Nachdem THE GATHERING aus den Niederlanden diesen Monat ein Hammer-Album herausgebracht
haben, hab ich mir Zeit genommen, um Sängerin Anneke van Giersbergen mal
richtig auf den Zahn zu fühlen – sprich: Herauszufinden, weshalb „if_then_else“
der bisher beste THE GATHERING-Release geworden ist.

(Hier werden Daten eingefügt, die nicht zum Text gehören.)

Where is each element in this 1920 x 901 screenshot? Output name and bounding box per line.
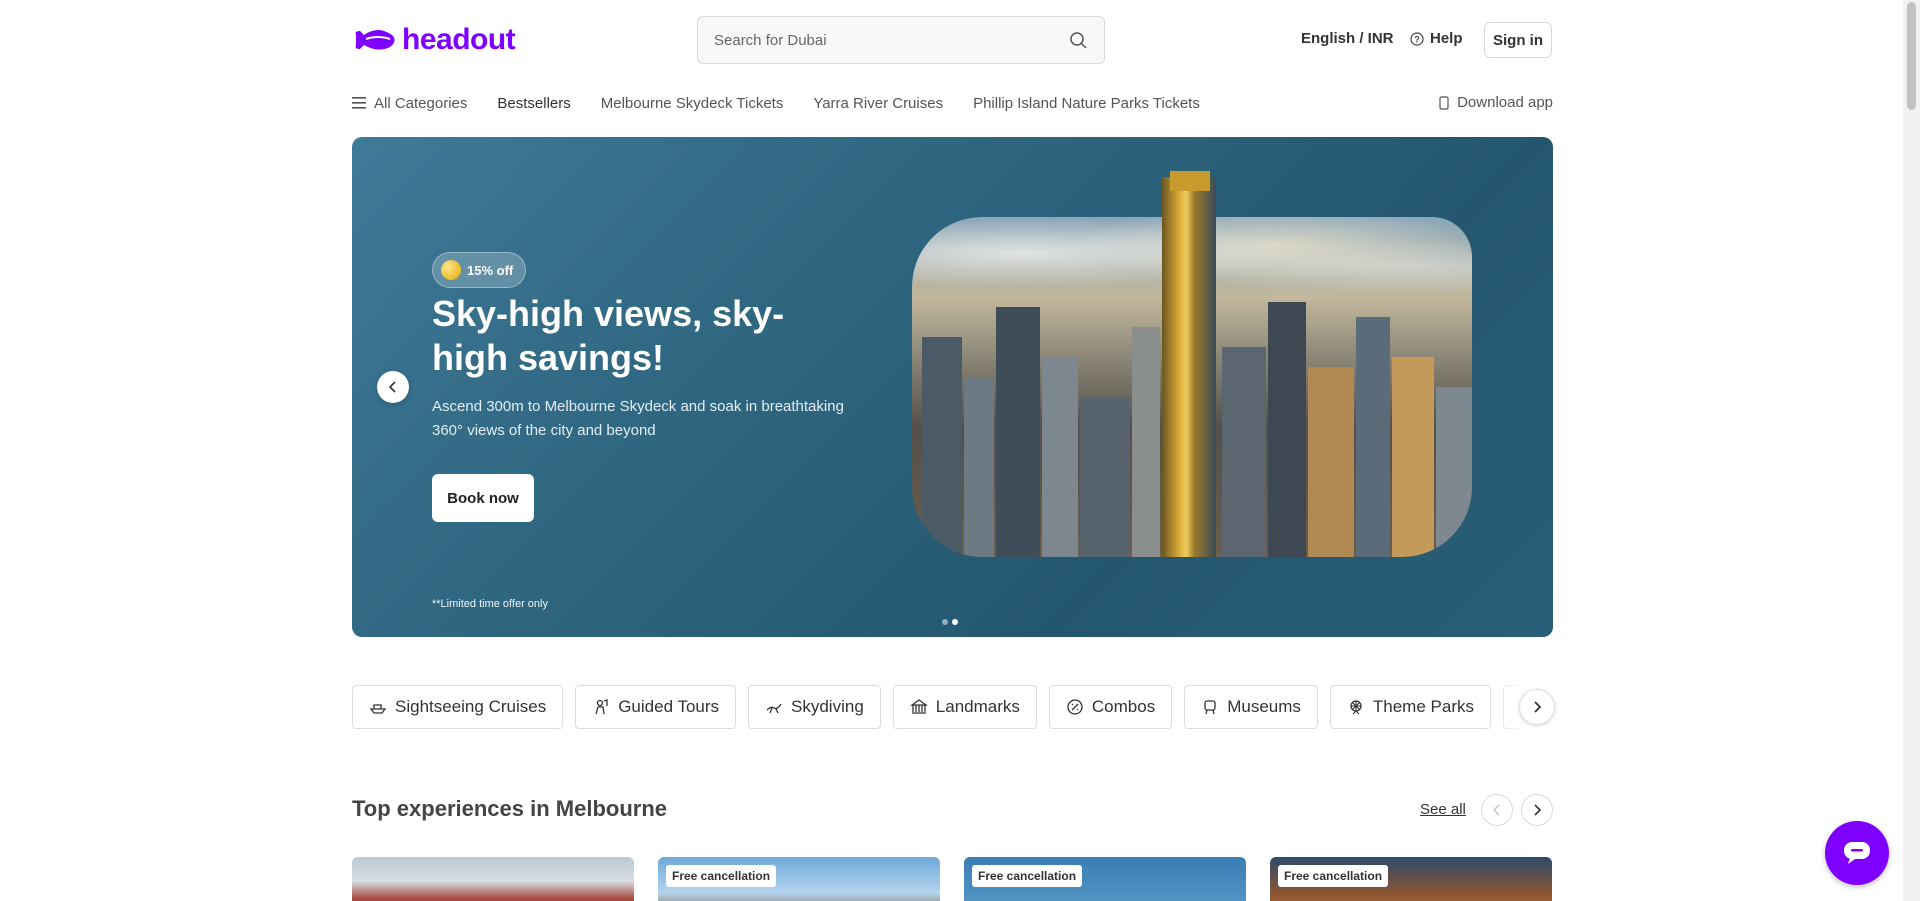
chip-sightseeing-cruises[interactable]: Sightseeing Cruises: [352, 685, 564, 729]
book-now-button[interactable]: Book now: [432, 474, 534, 522]
help-icon: ?: [1410, 31, 1424, 46]
hero-prev-button[interactable]: [377, 371, 409, 403]
svg-text:?: ?: [1414, 34, 1420, 44]
hero-subtitle: Ascend 300m to Melbourne Skydeck and soa…: [432, 398, 844, 439]
chip-label: Skydiving: [791, 697, 864, 716]
landmark-icon: [909, 699, 928, 714]
chevron-left-icon: [388, 381, 396, 393]
chip-label: Landmarks: [935, 697, 1020, 716]
site-header: headout English / INR ? Help Sign in: [0, 0, 1920, 80]
chip-label: Museums: [1227, 697, 1301, 716]
phone-icon: [1439, 95, 1449, 110]
category-nav: All Categories Bestsellers Melbourne Sky…: [352, 90, 1553, 116]
headout-logo[interactable]: headout: [352, 22, 516, 58]
free-cancellation-badge: Free cancellation: [972, 865, 1083, 887]
carousel-dot[interactable]: [942, 619, 948, 625]
all-categories-menu[interactable]: All Categories: [352, 95, 467, 112]
nav-item-melbourne-skydeck[interactable]: Melbourne Skydeck Tickets: [601, 95, 784, 112]
chips-next-button[interactable]: [1519, 689, 1555, 725]
free-cancellation-badge: Free cancellation: [1278, 865, 1389, 887]
nav-item-phillip-island[interactable]: Phillip Island Nature Parks Tickets: [973, 95, 1200, 112]
chip-guided-tours[interactable]: Guided Tours: [575, 685, 737, 729]
offer-terms: **Limited time offer only: [432, 598, 548, 610]
chip-combos[interactable]: Combos: [1048, 685, 1173, 729]
chip-landmarks[interactable]: Landmarks: [892, 685, 1037, 729]
chat-icon: [1844, 842, 1870, 864]
hero-title: Sky-high views, sky-high savings!: [432, 293, 785, 378]
chip-museums[interactable]: Museums: [1184, 685, 1318, 729]
all-categories-label: All Categories: [374, 94, 468, 112]
chip-theme-parks[interactable]: Theme Parks: [1329, 685, 1491, 729]
search-bar[interactable]: [697, 16, 1105, 64]
search-input[interactable]: [714, 31, 1068, 49]
help-label: Help: [1430, 30, 1463, 47]
experience-card[interactable]: Free cancellation: [658, 857, 940, 901]
chevron-right-icon: [1534, 804, 1542, 816]
chip-label: Guided Tours: [618, 697, 720, 716]
page-scrollbar[interactable]: [1903, 0, 1920, 901]
hamburger-icon: [352, 97, 366, 109]
experience-card[interactable]: Free cancellation: [964, 857, 1246, 901]
help-link[interactable]: ? Help: [1410, 30, 1463, 47]
combo-icon: [1067, 699, 1083, 715]
sign-in-button[interactable]: Sign in: [1484, 22, 1552, 58]
experiences-next-button[interactable]: [1521, 794, 1553, 826]
category-chips: Sightseeing Cruises Guided Tours Skydivi…: [352, 685, 1553, 729]
chevron-right-icon: [1534, 701, 1542, 713]
language-currency-selector[interactable]: English / INR: [1301, 30, 1394, 47]
nav-item-yarra-river-cruises[interactable]: Yarra River Cruises: [813, 95, 943, 112]
coin-icon: [441, 260, 461, 280]
hero-banner: 15% off Sky-high views, sky-high savings…: [352, 137, 1553, 637]
chip-label: Combos: [1091, 697, 1156, 716]
blimp-logo-icon: [355, 30, 395, 50]
chip-label: Theme Parks: [1372, 697, 1474, 716]
carousel-dots: [942, 619, 958, 625]
download-app-label: Download app: [1457, 94, 1553, 111]
eureka-tower: [1162, 177, 1216, 557]
experiences-prev-button[interactable]: [1481, 794, 1513, 826]
chat-support-button[interactable]: [1825, 821, 1889, 885]
experience-card[interactable]: Free cancellation: [1270, 857, 1552, 901]
guide-icon: [595, 699, 608, 715]
discount-badge: 15% off: [432, 252, 527, 288]
experience-card[interactable]: [352, 857, 634, 901]
logo-text: headout: [402, 23, 516, 56]
carousel-dot-active[interactable]: [952, 619, 958, 625]
download-app-link[interactable]: Download app: [1439, 94, 1553, 111]
nav-item-bestsellers[interactable]: Bestsellers: [497, 95, 570, 112]
skydiving-icon: [766, 703, 782, 714]
experience-cards: Free cancellation Free cancellation Free…: [352, 857, 1553, 901]
scrollbar-thumb[interactable]: [1907, 2, 1916, 110]
hero-image-melbourne-skyline: [912, 171, 1472, 597]
museum-icon: [1204, 700, 1216, 715]
chip-label: Sightseeing Cruises: [395, 697, 547, 716]
free-cancellation-badge: Free cancellation: [666, 865, 777, 887]
discount-label: 15% off: [467, 262, 514, 278]
chevron-left-icon: [1492, 804, 1500, 816]
chip-skydiving[interactable]: Skydiving: [748, 685, 881, 729]
theme-park-icon: [1350, 700, 1362, 715]
search-icon[interactable]: [1068, 30, 1088, 50]
see-all-link[interactable]: See all: [1420, 801, 1466, 818]
section-title: Top experiences in Melbourne: [352, 796, 667, 821]
boat-icon: [369, 704, 387, 714]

Zunächst möchte ich Dich nach dem Konzept hinter „if_then_else“
fragen; ist denn da eines?
Ja, auf eine Art schon. Hinter den meisten Songs steht ein Thema: Die Geschwindigkeit
der Welt. Alles geht sehr schnell heutzutage, alles verändert sich sehr
schnell, die Musik, die Autos, die Menschen, das Internet, einfach alles; und
ich denke, dass der menschliche Körper da manchmal einfach nicht mehr mitkommt.
Manchmal musst du dich dann einfach auf eine Couch setzen, dich atmen fühlen;
und dann fragst du dich, „Will ich das überhaupt? Oder will etwas
verändern?“ Manchmal muss man sich einfach zwingen, eine Pause zu
machen, um wieder frische Energie zu schöpfen, um wieder mit dem eigenen
Leben zurechtzukommen.
Unsere Musik ist für uns ein sehr guter Weg um zu relaxen und um von der
Realität zu flüchten, wenn auch nur für ein paar Stunden; wir
tanken sozusagen Energie während wir Musik machen.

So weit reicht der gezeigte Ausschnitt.